In the early 1950s, when Howard Marks was a child growing up in working-class south Wales, Tom Lehrer wrote an ironic pastiche of the sentimental song "The Old Lamplighter" serenading another local hero: "Every evening you will find him/ Around our neighbourhood/ He's the old dope peddler/ Doing well by doing good." Little could the 10-year-old Marks have guessed that one day he would be similarly, though less ironically, celebrated in a movie about his career as the world's most famous drug trafficker.

Presented as a lecture given to an enthusiastic young audience from the stage of the august little Bristol Old Vic theatre, the long-haired, 60-year-old Marks tells his story: how he wins a scholarship to Oxford in the mid-1960s, develops a taste there for grass, moves out of teaching into importing marijuana on what eventually becomes an industrial scale and ends up, in 1988, with a 25-year sentence in the States.

Along his adventurous, highly lucrative and extremely dangerous way, he experiences "asexual orgasms" while transporting dope through customs and becomes involved with the IRA, MI6, dubious Middle Eastern businessmen and the mafia. After seven years in a US federal penitentiary, he emerges wholly unrepentant to write Mr Nice, a comic bestseller that brings together a self-justifying Apologia Pro Vita Sua with Waugh's Decline and Fall.
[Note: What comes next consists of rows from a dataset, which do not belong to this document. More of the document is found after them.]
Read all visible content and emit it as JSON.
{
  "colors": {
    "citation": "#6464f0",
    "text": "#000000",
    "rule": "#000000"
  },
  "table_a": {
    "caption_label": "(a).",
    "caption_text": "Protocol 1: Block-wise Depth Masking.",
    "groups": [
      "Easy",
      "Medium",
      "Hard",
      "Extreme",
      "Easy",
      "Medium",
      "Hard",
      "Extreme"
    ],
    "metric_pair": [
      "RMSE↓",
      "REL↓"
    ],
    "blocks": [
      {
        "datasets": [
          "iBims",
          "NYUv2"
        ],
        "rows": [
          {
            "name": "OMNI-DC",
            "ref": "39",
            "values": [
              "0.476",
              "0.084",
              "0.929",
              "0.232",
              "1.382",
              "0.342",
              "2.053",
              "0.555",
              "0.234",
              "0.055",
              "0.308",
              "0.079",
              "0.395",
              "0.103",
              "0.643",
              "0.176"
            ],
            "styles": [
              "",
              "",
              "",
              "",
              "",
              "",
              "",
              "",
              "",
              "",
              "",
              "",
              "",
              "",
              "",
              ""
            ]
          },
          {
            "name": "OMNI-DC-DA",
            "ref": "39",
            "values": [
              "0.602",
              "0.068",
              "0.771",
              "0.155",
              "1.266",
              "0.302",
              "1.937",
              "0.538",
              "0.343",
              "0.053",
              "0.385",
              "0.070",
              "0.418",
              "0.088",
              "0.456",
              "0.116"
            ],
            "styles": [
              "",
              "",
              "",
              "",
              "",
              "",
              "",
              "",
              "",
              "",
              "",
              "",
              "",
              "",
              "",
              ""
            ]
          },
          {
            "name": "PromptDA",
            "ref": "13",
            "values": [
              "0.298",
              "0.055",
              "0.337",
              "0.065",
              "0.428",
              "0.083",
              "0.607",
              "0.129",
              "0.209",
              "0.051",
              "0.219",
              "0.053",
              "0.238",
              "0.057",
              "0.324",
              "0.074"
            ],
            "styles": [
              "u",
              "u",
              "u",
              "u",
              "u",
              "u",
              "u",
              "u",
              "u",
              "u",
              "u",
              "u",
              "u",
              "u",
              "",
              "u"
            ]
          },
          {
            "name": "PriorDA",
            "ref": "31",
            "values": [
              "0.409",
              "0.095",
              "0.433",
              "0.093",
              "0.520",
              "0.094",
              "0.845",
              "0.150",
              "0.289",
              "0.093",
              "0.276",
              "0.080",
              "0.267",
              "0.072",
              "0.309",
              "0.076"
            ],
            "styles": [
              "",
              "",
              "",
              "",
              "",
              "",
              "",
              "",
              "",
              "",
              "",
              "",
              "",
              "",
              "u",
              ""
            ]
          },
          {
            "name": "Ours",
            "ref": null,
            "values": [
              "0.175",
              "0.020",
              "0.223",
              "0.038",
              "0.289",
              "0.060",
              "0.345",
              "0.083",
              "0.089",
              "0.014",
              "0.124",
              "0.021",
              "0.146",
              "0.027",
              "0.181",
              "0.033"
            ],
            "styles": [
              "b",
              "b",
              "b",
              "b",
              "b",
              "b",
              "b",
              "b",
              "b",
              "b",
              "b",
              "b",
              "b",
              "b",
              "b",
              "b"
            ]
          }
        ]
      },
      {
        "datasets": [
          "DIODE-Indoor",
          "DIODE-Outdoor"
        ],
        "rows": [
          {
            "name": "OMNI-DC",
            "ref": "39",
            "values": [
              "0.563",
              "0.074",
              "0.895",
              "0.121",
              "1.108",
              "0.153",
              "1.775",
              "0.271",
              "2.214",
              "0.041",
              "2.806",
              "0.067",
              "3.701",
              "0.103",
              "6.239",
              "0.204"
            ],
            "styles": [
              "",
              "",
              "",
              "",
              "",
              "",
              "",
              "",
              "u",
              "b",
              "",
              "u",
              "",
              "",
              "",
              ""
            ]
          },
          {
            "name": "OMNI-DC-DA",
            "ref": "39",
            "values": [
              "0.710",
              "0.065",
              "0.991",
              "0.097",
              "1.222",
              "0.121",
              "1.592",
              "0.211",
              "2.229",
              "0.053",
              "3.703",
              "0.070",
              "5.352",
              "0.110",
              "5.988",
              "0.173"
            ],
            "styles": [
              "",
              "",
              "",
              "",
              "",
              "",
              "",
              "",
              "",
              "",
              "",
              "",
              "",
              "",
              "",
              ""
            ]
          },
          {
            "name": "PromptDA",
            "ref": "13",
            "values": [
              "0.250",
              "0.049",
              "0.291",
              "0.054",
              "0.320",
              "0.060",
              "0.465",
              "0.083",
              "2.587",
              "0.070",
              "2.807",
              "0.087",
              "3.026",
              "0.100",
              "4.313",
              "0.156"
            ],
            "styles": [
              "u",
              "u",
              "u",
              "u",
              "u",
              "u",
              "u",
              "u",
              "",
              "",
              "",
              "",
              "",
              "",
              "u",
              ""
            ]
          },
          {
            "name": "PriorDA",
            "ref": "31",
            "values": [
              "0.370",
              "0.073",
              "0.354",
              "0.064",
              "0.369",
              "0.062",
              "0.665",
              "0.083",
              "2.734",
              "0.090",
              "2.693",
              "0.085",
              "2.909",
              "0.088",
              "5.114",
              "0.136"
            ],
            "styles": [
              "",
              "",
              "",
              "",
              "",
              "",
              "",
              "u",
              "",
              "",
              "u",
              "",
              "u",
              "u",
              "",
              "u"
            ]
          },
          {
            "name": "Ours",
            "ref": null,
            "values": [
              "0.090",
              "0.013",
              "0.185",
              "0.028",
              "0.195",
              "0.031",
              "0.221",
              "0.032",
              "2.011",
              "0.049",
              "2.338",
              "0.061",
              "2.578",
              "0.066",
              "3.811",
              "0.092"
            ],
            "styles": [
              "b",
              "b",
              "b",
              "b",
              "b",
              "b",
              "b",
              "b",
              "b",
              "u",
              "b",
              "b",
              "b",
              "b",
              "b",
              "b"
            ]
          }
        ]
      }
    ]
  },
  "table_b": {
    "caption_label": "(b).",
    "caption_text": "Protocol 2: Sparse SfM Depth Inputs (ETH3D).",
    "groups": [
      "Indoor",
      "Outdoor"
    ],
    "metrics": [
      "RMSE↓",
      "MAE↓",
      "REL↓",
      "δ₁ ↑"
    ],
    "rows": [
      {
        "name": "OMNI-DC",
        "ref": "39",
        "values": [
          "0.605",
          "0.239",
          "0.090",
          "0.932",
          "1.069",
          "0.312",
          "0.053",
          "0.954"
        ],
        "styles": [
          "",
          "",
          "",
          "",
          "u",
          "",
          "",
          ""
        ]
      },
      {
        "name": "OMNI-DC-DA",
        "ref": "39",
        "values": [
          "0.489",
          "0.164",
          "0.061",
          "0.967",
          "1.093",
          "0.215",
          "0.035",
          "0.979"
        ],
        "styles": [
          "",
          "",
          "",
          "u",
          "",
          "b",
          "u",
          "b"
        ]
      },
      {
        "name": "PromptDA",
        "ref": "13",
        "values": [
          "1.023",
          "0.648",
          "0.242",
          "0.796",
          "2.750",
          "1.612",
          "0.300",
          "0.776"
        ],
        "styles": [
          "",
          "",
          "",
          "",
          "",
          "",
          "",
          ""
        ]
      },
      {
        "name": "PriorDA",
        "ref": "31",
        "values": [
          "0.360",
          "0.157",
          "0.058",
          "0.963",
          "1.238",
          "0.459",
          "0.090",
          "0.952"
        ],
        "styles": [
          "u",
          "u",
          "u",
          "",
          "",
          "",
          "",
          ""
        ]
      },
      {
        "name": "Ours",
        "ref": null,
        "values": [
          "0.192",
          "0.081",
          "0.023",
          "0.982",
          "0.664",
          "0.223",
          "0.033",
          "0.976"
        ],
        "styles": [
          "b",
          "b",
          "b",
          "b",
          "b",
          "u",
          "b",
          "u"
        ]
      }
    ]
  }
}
The film is a lighthearted, amoral comedy thriller, its opening monochrome turning to colour when Howard smokes his first spliff as an undergraduate. The writer-director Bernard Rose takes a highly indulgent view of its hero, seeing him as a modernday Robin Hood running rings around the absurd sheriffs who pursue him as he provides a public service. This is very much Marks's self-image. Others might regard him as a conscienceless, borderline psychopath, and the riveting central performance by Rhys Ifans, who plays Marks as a charming, raffish boyo from the Welsh valleys, doesn't wholly preclude such an interpretation.